I've only read Walden but it had a profound affect on me.  I am a wildlife biologist by trade and was taken aback at how prescient much of the book is and the simple truths he makes plain.

"Shall we always study to obtain more of these things and not sometimes be content with less?" (Walden)
"I have always been regretting that I was not as wise as the day I was born." (Walden)



9) Aldo Leopold

If you are not in the wildlife field you may not have heard of Aldo Leopold but if you have an interest in nature and in eloquent prose essays, I urge you to check him out.  I have only read his most famous work The Sand County Almanac and I highly recommend it.  Also shocking that much of what he saw coming for the environment when he was writing in the 1940s has come to pass.
"Conservation is getting nowhere because it is incompatible with our Abrahamic concept of land. We abuse land because we regard it as a commodity belonging to us. When we see land as a community to which we belong, we may begin to use it with love and respect." (Sand County Almanac)

10) Pearl S. Buck

I've only read The Good Earth but really really loved it. I'd like to read more of her work.

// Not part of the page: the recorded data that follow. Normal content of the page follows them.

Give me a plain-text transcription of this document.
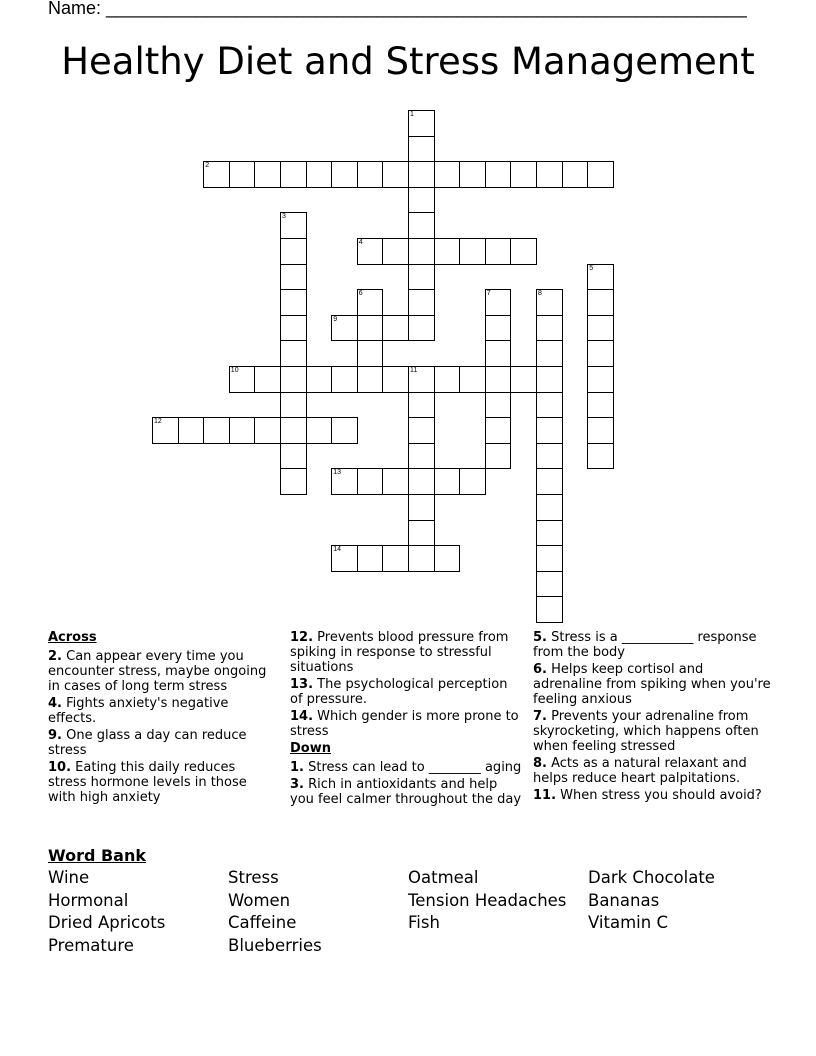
Name: ________________________________________________________________
Healthy Diet and Stress Management
1
2
3
4
5
6	7	8
9
10	11
12
13
14
Across
2. Can appear every time you encounter stress, maybe ongoing in cases of long term stress
4. Fights anxiety's negative effects.
9. One glass a day can reduce stress
10. Eating this daily reduces stress hormone levels in those with high anxiety
12. Prevents blood pressure from spiking in response to stressful situations
13. The psychological perception of pressure.
14. Which gender is more prone to stress
Down
1. Stress can lead to ________ aging
3. Rich in antioxidants and help you feel calmer throughout the day
5. Stress is a ___________ response from the body
6. Helps keep cortisol and adrenaline from spiking when you're feeling anxious
7. Prevents your adrenaline from skyrocketing, which happens often when feeling stressed
8. Acts as a natural relaxant and helps reduce heart palpitations.
11. When stress you should avoid?
Word Bank
Wine
Hormonal
Dried Apricots
Premature
Stress
Women
Caffeine
Blueberries
Oatmeal
Tension Headaches
Fish
Dark Chocolate
Bananas
Vitamin C
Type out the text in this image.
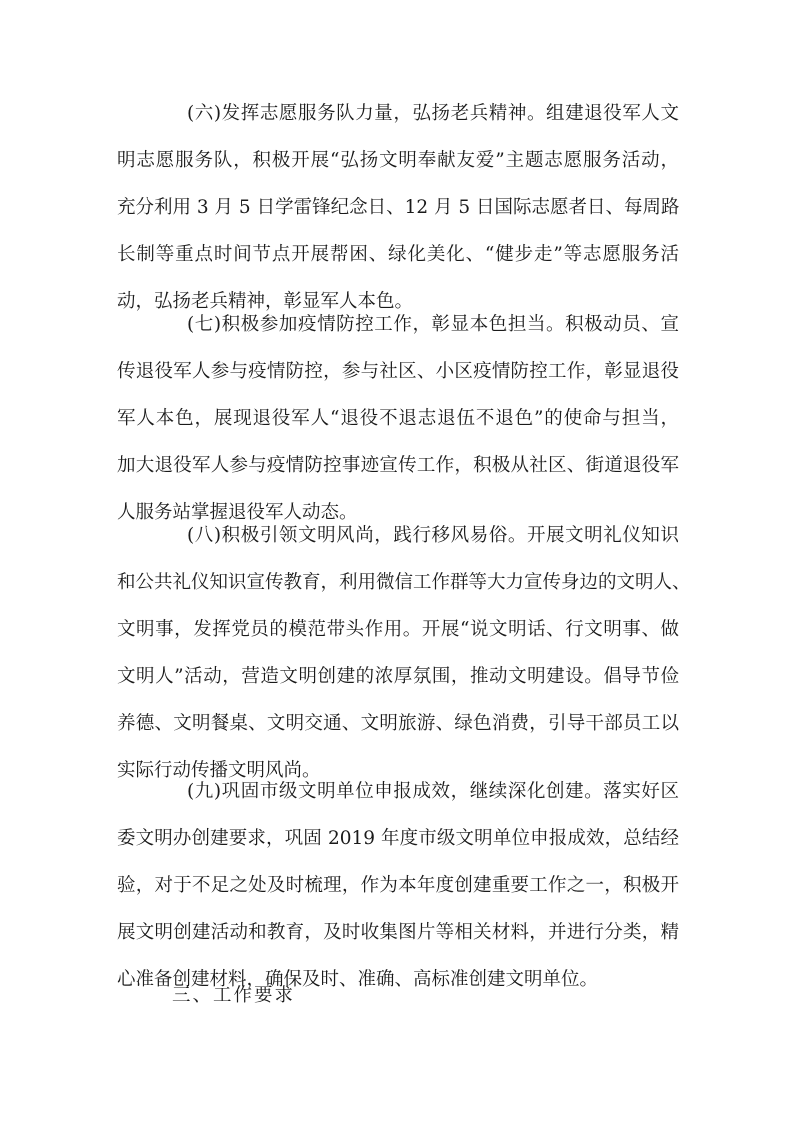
(六)发挥志愿服务队力量，弘扬老兵精神。组建退役军人文
明志愿服务队，积极开展“弘扬文明奉献友爱”主题志愿服务活动，
充分利用 3 月 5 日学雷锋纪念日、12 月 5 日国际志愿者日、每周路
长制等重点时间节点开展帮困、绿化美化、“健步走”等志愿服务活
动，弘扬老兵精神，彰显军人本色。
(七)积极参加疫情防控工作，彰显本色担当。积极动员、宣
传退役军人参与疫情防控，参与社区、小区疫情防控工作，彰显退役
军人本色，展现退役军人“退役不退志退伍不退色”的使命与担当，
加大退役军人参与疫情防控事迹宣传工作，积极从社区、街道退役军
人服务站掌握退役军人动态。
(八)积极引领文明风尚，践行移风易俗。开展文明礼仪知识
和公共礼仪知识宣传教育，利用微信工作群等大力宣传身边的文明人、
文明事，发挥党员的模范带头作用。开展“说文明话、行文明事、做
文明人”活动，营造文明创建的浓厚氛围，推动文明建设。倡导节俭
养德、文明餐桌、文明交通、文明旅游、绿色消费，引导干部员工以
实际行动传播文明风尚。
(九)巩固市级文明单位申报成效，继续深化创建。落实好区
委文明办创建要求，巩固 2019 年度市级文明单位申报成效，总结经
验，对于不足之处及时梳理，作为本年度创建重要工作之一，积极开
展文明创建活动和教育，及时收集图片等相关材料，并进行分类，精
心准备创建材料，确保及时、准确、高标准创建文明单位。
三、工作要求
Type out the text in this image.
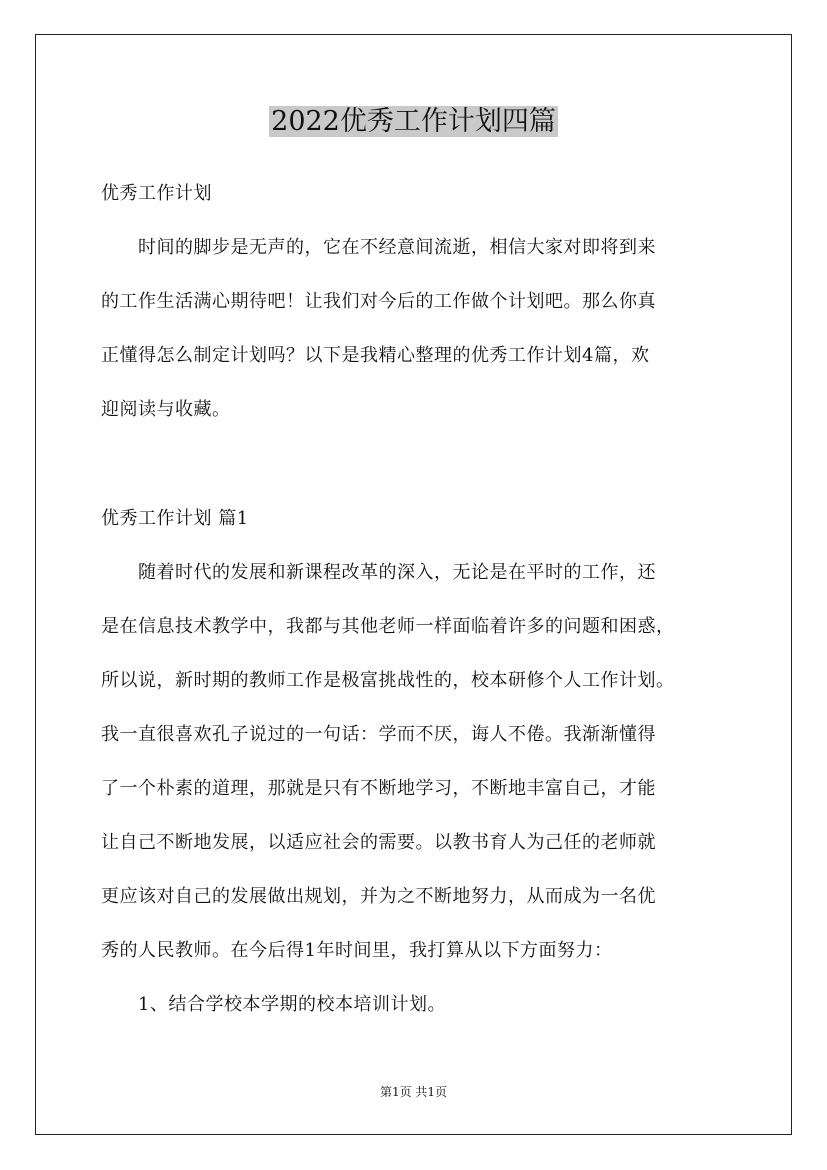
2022优秀工作计划四篇
优秀工作计划
时间的脚步是无声的，它在不经意间流逝，相信大家对即将到来
的工作生活满心期待吧！让我们对今后的工作做个计划吧。那么你真
正懂得怎么制定计划吗？以下是我精心整理的优秀工作计划4篇，欢
迎阅读与收藏。
优秀工作计划 篇1
随着时代的发展和新课程改革的深入，无论是在平时的工作，还
是在信息技术教学中，我都与其他老师一样面临着许多的问题和困惑，
所以说，新时期的教师工作是极富挑战性的，校本研修个人工作计划。
我一直很喜欢孔子说过的一句话：学而不厌，诲人不倦。我渐渐懂得
了一个朴素的道理，那就是只有不断地学习，不断地丰富自己，才能
让自己不断地发展，以适应社会的需要。以教书育人为己任的老师就
更应该对自己的发展做出规划，并为之不断地努力，从而成为一名优
秀的人民教师。在今后得1年时间里，我打算从以下方面努力：
1、结合学校本学期的校本培训计划。
第1页 共1页
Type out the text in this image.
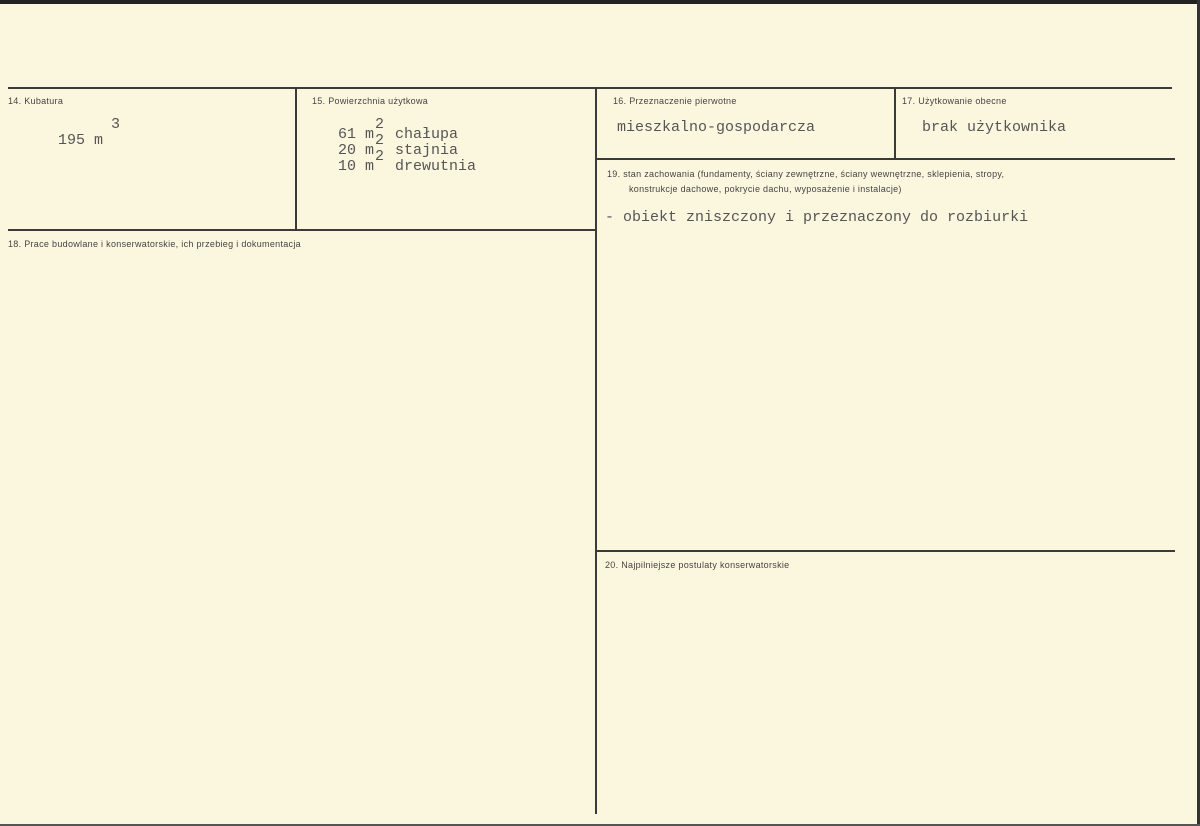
14. Kubatura
195 $m^3$
15. Powierzchnia użytkowa
61 m
2
chałupa
20 m
2
stajnia
10 m
2
drewutnia
16. Przeznaczenie pierwotne
mieszkalno-gospodarcza
17. Użytkowanie obecne
brak użytkownika
18. Prace budowlane i konserwatorskie, ich przebieg i dokumentacja
19. stan zachowania (fundamenty, ściany zewnętrzne, ściany wewnętrzne, sklepienia, stropy,
konstrukcje dachowe, pokrycie dachu, wyposażenie i instalacje)
- obiekt zniszczony i przeznaczony do rozbiurki
20. Najpilniejsze postulaty konserwatorskie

"Now, five years is nothing in a man's life except when he is very young and very old..." (The Good Earth)

I apparently have a great fondness for Victorian writers as they show up more frequently than others.  Who are your favorite classics writers (by any definition you like) and what's your favorite book that they wrote?  Also if you know of some lesser known authors that you think are similar and better than any of the above I'd be interested in hearing about it.  For example, I've heard that many folks prefer Wilkie Collins to Dickens.